Open to all students. Dist: SOC. Class of 2007 and earlier: WCult: NA. Class of 2008 and later: WCult: CI.
Throughout history, war has been constructed into a powerfully gendered binary. From The Iliad onward, battle is posed as a sacred domain for initiating young men into the masculine gender and the male bond, and the feminine as that which both instigates male-male conflict and that which wars are fought to protect. With a special concentration on U.S. culture of the past century, this course will examine the way our modern myths and narratives instantiate this cultural polarity through film, fiction, non fiction and various media material. Dist: LIT; Class of 2007 and earlier: WCult: NA. Class of 2008 and later: WCult: W
This course will use both elite and popular Hindu religious texts in conjunction with contemporary sociological and anthropological accounts, scholarly analyses, visual art, and film to explore the diverse identities and roles of India’s many goddesses, both ancient and modern. Special emphasis will also be given to the relationship between goddesses and women.

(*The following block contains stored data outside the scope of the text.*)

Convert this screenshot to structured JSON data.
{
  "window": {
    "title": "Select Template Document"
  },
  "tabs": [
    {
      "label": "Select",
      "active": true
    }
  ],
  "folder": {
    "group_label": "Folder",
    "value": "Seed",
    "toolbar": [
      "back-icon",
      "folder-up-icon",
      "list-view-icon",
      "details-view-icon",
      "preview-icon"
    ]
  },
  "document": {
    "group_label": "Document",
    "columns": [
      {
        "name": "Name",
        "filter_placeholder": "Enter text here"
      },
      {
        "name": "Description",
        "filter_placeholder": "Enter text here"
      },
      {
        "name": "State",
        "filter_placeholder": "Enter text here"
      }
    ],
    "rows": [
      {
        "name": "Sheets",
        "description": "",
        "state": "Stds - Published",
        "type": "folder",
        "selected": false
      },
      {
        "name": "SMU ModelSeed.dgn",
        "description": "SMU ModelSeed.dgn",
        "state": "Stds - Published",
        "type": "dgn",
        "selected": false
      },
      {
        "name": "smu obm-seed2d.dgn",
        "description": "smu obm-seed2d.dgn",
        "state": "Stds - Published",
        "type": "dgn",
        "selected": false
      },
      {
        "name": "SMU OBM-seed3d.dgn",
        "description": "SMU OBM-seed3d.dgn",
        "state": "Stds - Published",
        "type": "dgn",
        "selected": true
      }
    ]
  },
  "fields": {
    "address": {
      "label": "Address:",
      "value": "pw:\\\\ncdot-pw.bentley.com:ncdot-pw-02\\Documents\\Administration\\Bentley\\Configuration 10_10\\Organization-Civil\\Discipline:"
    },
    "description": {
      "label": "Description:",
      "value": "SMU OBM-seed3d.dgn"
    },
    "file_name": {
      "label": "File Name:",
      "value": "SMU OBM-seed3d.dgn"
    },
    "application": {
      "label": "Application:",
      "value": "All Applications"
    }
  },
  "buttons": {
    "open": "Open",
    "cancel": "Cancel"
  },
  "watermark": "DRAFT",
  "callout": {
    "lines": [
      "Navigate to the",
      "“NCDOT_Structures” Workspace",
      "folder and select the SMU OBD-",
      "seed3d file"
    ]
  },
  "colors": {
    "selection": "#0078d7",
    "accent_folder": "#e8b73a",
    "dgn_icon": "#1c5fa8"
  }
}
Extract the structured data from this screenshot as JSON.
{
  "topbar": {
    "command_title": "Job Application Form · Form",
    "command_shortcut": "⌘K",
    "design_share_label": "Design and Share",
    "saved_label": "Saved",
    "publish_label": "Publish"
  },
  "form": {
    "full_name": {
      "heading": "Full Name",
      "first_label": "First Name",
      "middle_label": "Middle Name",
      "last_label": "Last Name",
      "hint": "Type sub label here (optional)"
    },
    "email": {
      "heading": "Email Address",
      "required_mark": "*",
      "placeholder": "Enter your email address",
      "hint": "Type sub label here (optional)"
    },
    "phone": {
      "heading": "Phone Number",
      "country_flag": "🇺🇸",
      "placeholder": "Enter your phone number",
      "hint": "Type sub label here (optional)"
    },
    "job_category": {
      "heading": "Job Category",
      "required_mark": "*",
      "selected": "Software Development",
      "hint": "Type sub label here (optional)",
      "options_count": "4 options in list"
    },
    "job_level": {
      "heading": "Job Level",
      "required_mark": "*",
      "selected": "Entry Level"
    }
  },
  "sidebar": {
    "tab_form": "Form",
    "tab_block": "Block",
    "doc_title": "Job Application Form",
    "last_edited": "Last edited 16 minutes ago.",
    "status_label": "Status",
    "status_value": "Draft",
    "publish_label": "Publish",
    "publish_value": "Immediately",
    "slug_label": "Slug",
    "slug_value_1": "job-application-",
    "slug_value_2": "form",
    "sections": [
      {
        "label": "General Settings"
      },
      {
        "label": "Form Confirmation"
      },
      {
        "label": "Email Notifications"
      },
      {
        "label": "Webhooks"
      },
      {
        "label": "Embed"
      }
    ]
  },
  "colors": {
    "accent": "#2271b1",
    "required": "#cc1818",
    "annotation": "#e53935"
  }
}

Open to all students. Dist: PHR; WCult: NW. Class of 2008 and later: Dist: TMV; WCult: NW.
In this course we will focus on the writings of US Latina/o writers. We will analyze how writers (Anzaldua, Alvarez, Cisneros, Castillo and others) negotiate a path between the two cultures (the US and Latin America) and the two languages that inform their literary production and shape their identity. This in-between status translates into an experimentation with genres and a questioning of traditional gender divisions as well as the construction of transcultural icons and objects.
Open to all students. Dist: LIT or INT. Class of 2007 and earlier: WCult: NA. Class of 2008 and later: WCult: W.
This class examines the ways American commercial television has historically “assumed” gendered positionings of its audience, as well as operates as one of the strongest cultural touchstones of gendered identity in patriarchal, consumer society. After tracing television’s place in the construction of gendered ideals through the history of the situation comedy, we examine “gender-specific” genres, such as sports, westerns, cop shows, and soap operas. Representative programs will be screened, and feminist essays on television history/theory are among assigned readings.
Open to all students. Dist: ART. Class of 2007 and earlier: WCult: NA. Class of 2008 and later: WCult: CI.
Women have played a small role in western science, and their gradual inclusion influences what we know and how we know it. We explore what science is, and how “what we know” has been affected by societal ideas, past and present. Evaluating scientific critiques ranging from Kuhn to feminists such as Fox Keller and Haraway, we ask: how many women are in science, what are the obstacles, and has feminist critique changed science?
Open to all students. Dist. SOC. Class of 2008 and later: WCult: CI.